John Irving has written the screenplay for The Cider House Rules, based on his own massively popular novel; Lasse Hallström (My Life As a Man, What's Eating Gilbert Grape?) directs, and although the resulting picture is a sweetened, diluted and more generally palatable concoction for movie audiences, the unmistakable Irving savour lingers.
Set during the second world war, Irving's story tells of Homer Wells (Tobey Maguire), a young man who leaves the Maine orphanage he has been brought up in by Dr Larch (Michael Caine) and gets a job picking apples and pressing them for cider.
The movie has the distinctive combination of shameless, manipulative sentimentality - in the form of tiny, vulnerable sick children - and a bizarre deployment of adult issues. There is race: the black workers in the cider house dormitory reject the rules put up for them by the white man. There is sexual abuse. And there is abortion. Put baldly, Dr Larch begins the movie pro-choice, whereas young Homer is pro-life.

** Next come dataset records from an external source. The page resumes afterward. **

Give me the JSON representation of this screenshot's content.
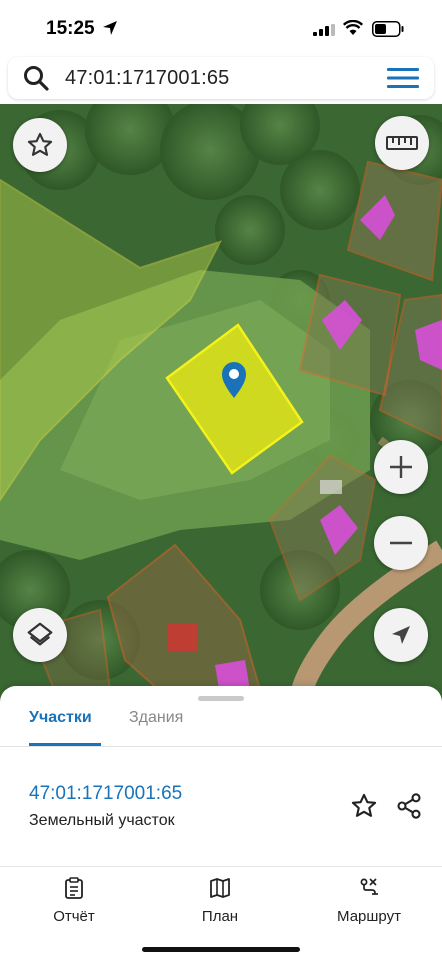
{
  "status_bar": {
    "time": "15:25"
  },
  "search": {
    "query": "47:01:1717001:65"
  },
  "map": {
    "buttons": [
      "star-icon",
      "ruler-icon",
      "layers-icon",
      "zoom-in-icon",
      "zoom-out-icon",
      "locate-icon"
    ]
  },
  "sheet": {
    "tabs": [
      {
        "label": "Участки",
        "active": true
      },
      {
        "label": "Здания",
        "active": false
      }
    ],
    "parcel": {
      "number": "47:01:1717001:65",
      "type": "Земельный участок"
    }
  },
  "bottom_nav": {
    "items": [
      {
        "label": "Отчёт",
        "icon": "report-icon"
      },
      {
        "label": "План",
        "icon": "map-plan-icon"
      },
      {
        "label": "Маршрут",
        "icon": "route-icon"
      }
    ]
  },
  "colors": {
    "accent": "#1a73b8",
    "selected_parcel": "#e5e613",
    "building": "#d84fd8",
    "boundary": "#e0622f"
  }
}
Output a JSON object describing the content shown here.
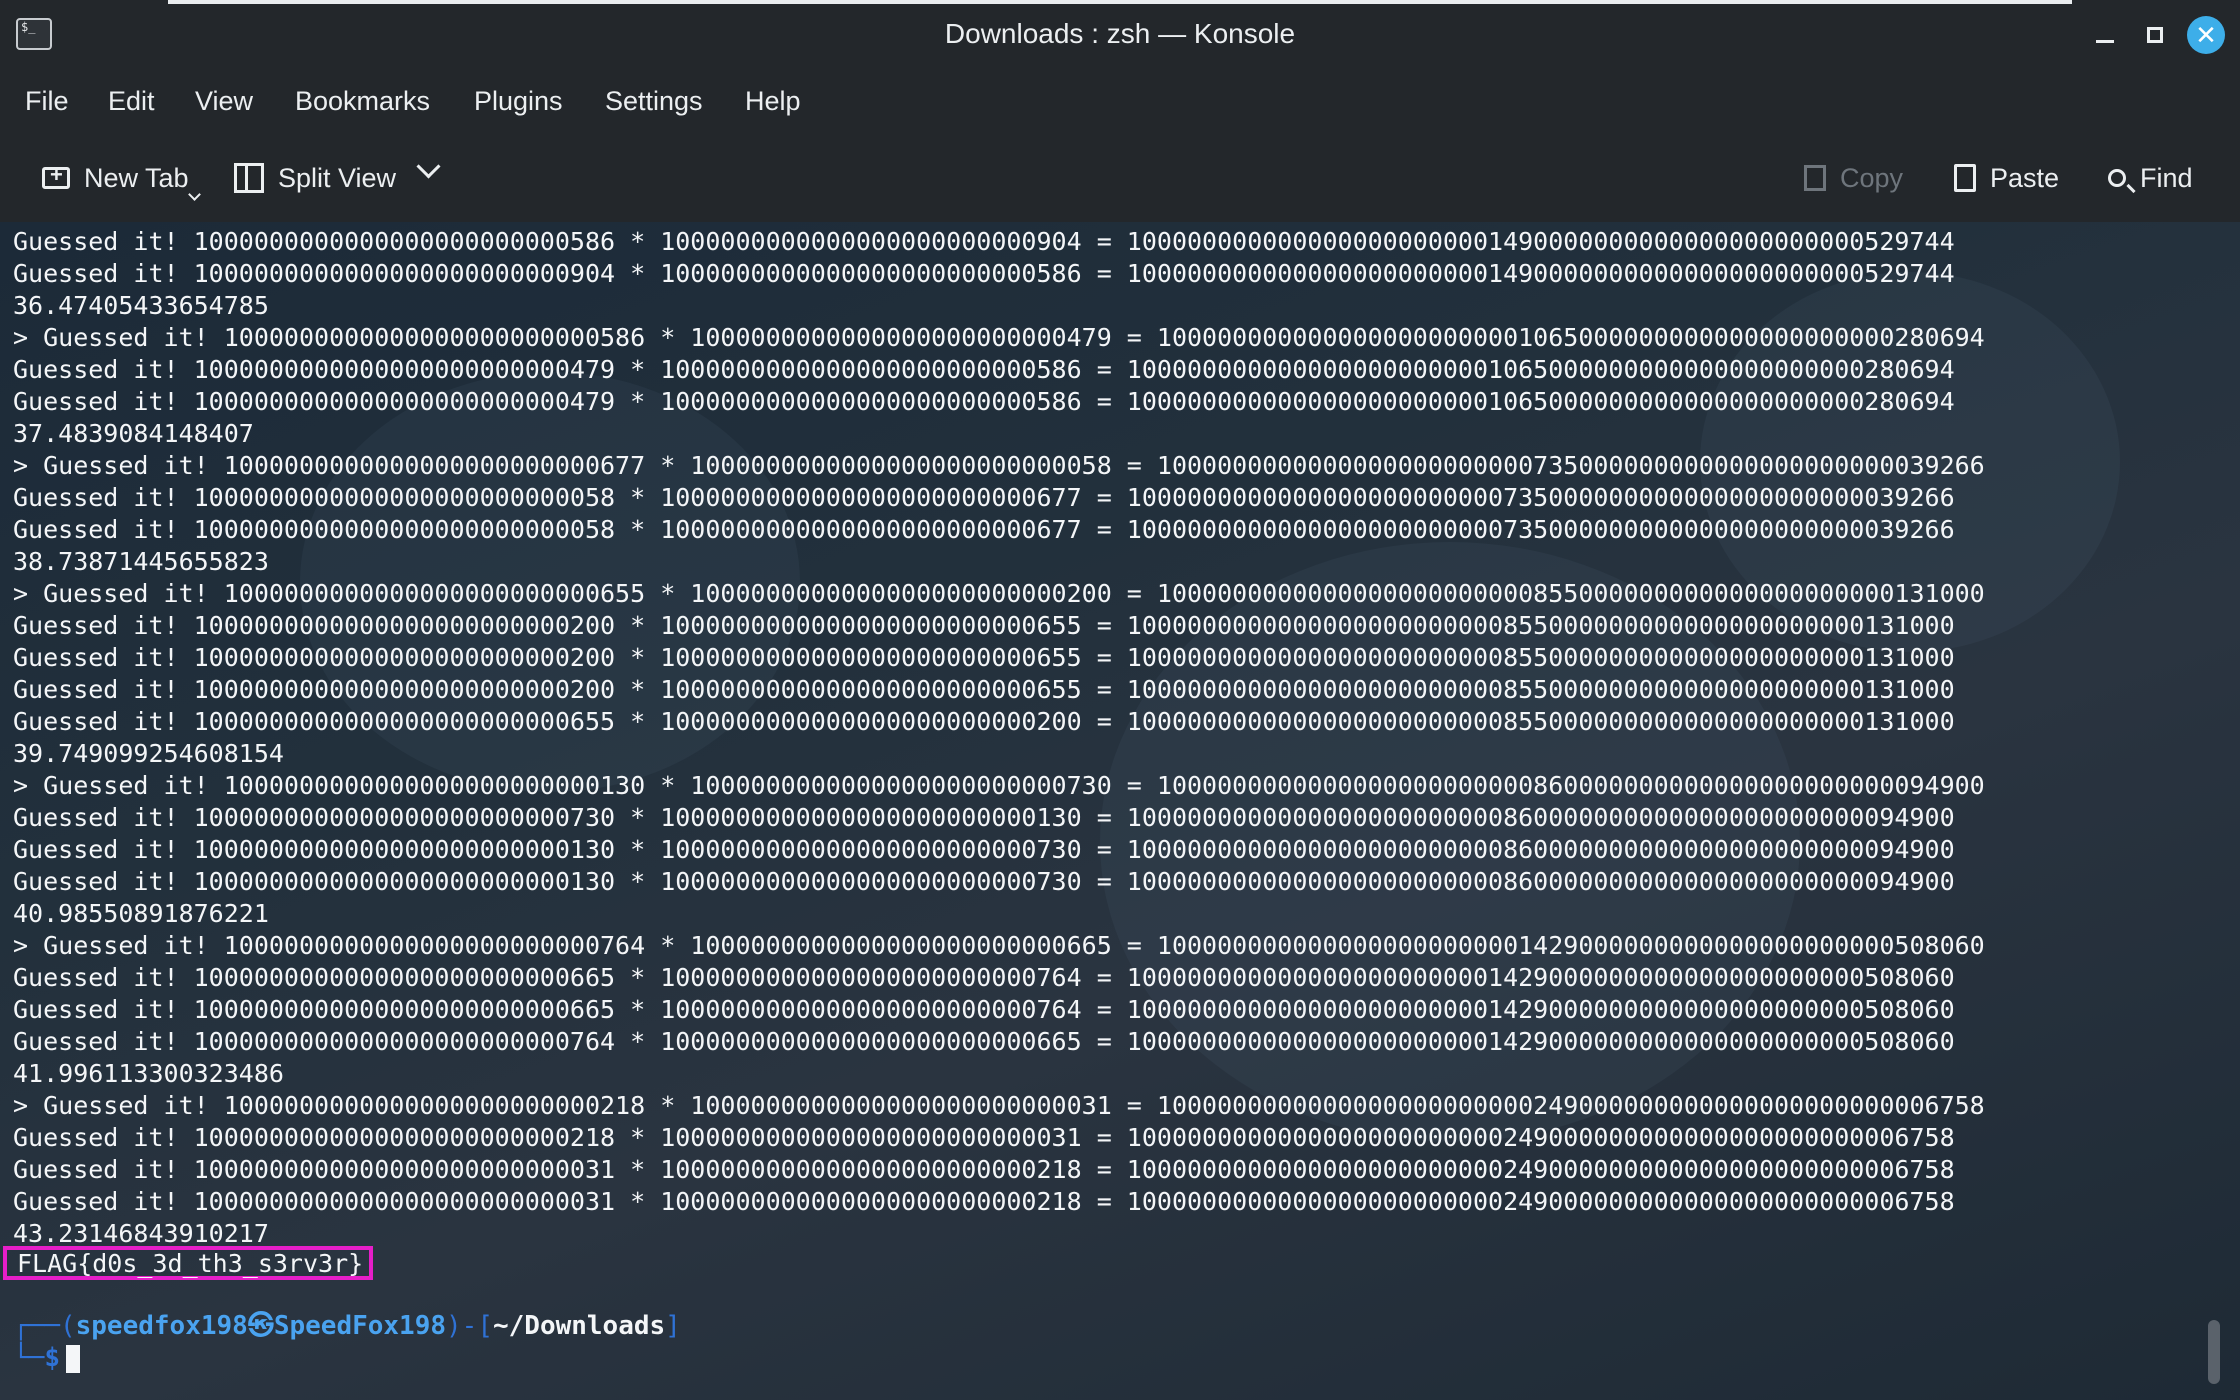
{
  "window": {
    "title": "Downloads : zsh — Konsole",
    "icons": {
      "app": "terminal-icon",
      "minimize": "minimize-icon",
      "maximize": "maximize-icon",
      "close": "close-icon"
    }
  },
  "menu": {
    "items": [
      "File",
      "Edit",
      "View",
      "Bookmarks",
      "Plugins",
      "Settings",
      "Help"
    ]
  },
  "toolbar": {
    "new_tab": "New Tab",
    "split_view": "Split View",
    "copy": "Copy",
    "paste": "Paste",
    "find": "Find"
  },
  "terminal": {
    "lines": [
      "Guessed it! 1000000000000000000000000586 * 1000000000000000000000000904 = 1000000000000000000000001490000000000000000000000529744",
      "Guessed it! 1000000000000000000000000904 * 1000000000000000000000000586 = 1000000000000000000000001490000000000000000000000529744",
      "36.47405433654785",
      "> Guessed it! 1000000000000000000000000586 * 1000000000000000000000000479 = 1000000000000000000000001065000000000000000000000280694",
      "Guessed it! 1000000000000000000000000479 * 1000000000000000000000000586 = 1000000000000000000000001065000000000000000000000280694",
      "Guessed it! 1000000000000000000000000479 * 1000000000000000000000000586 = 1000000000000000000000001065000000000000000000000280694",
      "37.4839084148407",
      "> Guessed it! 1000000000000000000000000677 * 1000000000000000000000000058 = 1000000000000000000000000735000000000000000000000039266",
      "Guessed it! 1000000000000000000000000058 * 1000000000000000000000000677 = 1000000000000000000000000735000000000000000000000039266",
      "Guessed it! 1000000000000000000000000058 * 1000000000000000000000000677 = 1000000000000000000000000735000000000000000000000039266",
      "38.73871445655823",
      "> Guessed it! 1000000000000000000000000655 * 1000000000000000000000000200 = 1000000000000000000000000855000000000000000000000131000",
      "Guessed it! 1000000000000000000000000200 * 1000000000000000000000000655 = 1000000000000000000000000855000000000000000000000131000",
      "Guessed it! 1000000000000000000000000200 * 1000000000000000000000000655 = 1000000000000000000000000855000000000000000000000131000",
      "Guessed it! 1000000000000000000000000200 * 1000000000000000000000000655 = 1000000000000000000000000855000000000000000000000131000",
      "Guessed it! 1000000000000000000000000655 * 1000000000000000000000000200 = 1000000000000000000000000855000000000000000000000131000",
      "39.749099254608154",
      "> Guessed it! 1000000000000000000000000130 * 1000000000000000000000000730 = 1000000000000000000000000860000000000000000000000094900",
      "Guessed it! 1000000000000000000000000730 * 1000000000000000000000000130 = 1000000000000000000000000860000000000000000000000094900",
      "Guessed it! 1000000000000000000000000130 * 1000000000000000000000000730 = 1000000000000000000000000860000000000000000000000094900",
      "Guessed it! 1000000000000000000000000130 * 1000000000000000000000000730 = 1000000000000000000000000860000000000000000000000094900",
      "40.98550891876221",
      "> Guessed it! 1000000000000000000000000764 * 1000000000000000000000000665 = 1000000000000000000000001429000000000000000000000508060",
      "Guessed it! 1000000000000000000000000665 * 1000000000000000000000000764 = 1000000000000000000000001429000000000000000000000508060",
      "Guessed it! 1000000000000000000000000665 * 1000000000000000000000000764 = 1000000000000000000000001429000000000000000000000508060",
      "Guessed it! 1000000000000000000000000764 * 1000000000000000000000000665 = 1000000000000000000000001429000000000000000000000508060",
      "41.996113300323486",
      "> Guessed it! 1000000000000000000000000218 * 1000000000000000000000000031 = 1000000000000000000000000249000000000000000000000006758",
      "Guessed it! 1000000000000000000000000218 * 1000000000000000000000000031 = 1000000000000000000000000249000000000000000000000006758",
      "Guessed it! 1000000000000000000000000031 * 1000000000000000000000000218 = 1000000000000000000000000249000000000000000000000006758",
      "Guessed it! 1000000000000000000000000031 * 1000000000000000000000000218 = 1000000000000000000000000249000000000000000000000006758",
      "43.23146843910217"
    ],
    "flag": "FLAG{d0s_3d_th3_s3rv3r}",
    "prompt": {
      "open": "┌──(",
      "user": "speedfox198",
      "separator": "㉿",
      "host": "SpeedFox198",
      "mid": ")-[",
      "path": "~/Downloads",
      "close": "]",
      "corner": "└─",
      "symbol": "$"
    }
  },
  "colors": {
    "flag_highlight": "#e61ec8",
    "prompt_frame": "#2f72d6",
    "prompt_user": "#4aa3f0",
    "close_button": "#3daee9"
  }
}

But despite being handled explicitly, these themes do not carry the mule-kick they would in another type of movie - what I can only describe as a non-Irving movie - because the emollient "Waltons family" atmosphere weirdly neutralises them all. It is difficult to tell whether this combination is eccentric humanist optimism, or just evasive, unwholesome and creepy.
I confess I incline to the latter opinion, but Hallström's account of the proceedings is sure-footed and the film unfolds with confidence and pace; Tobey Maguire gives a strong performance as young Homer, and Michael Caine - though hampered by a frankly uncertain American accent - is watchable, as always.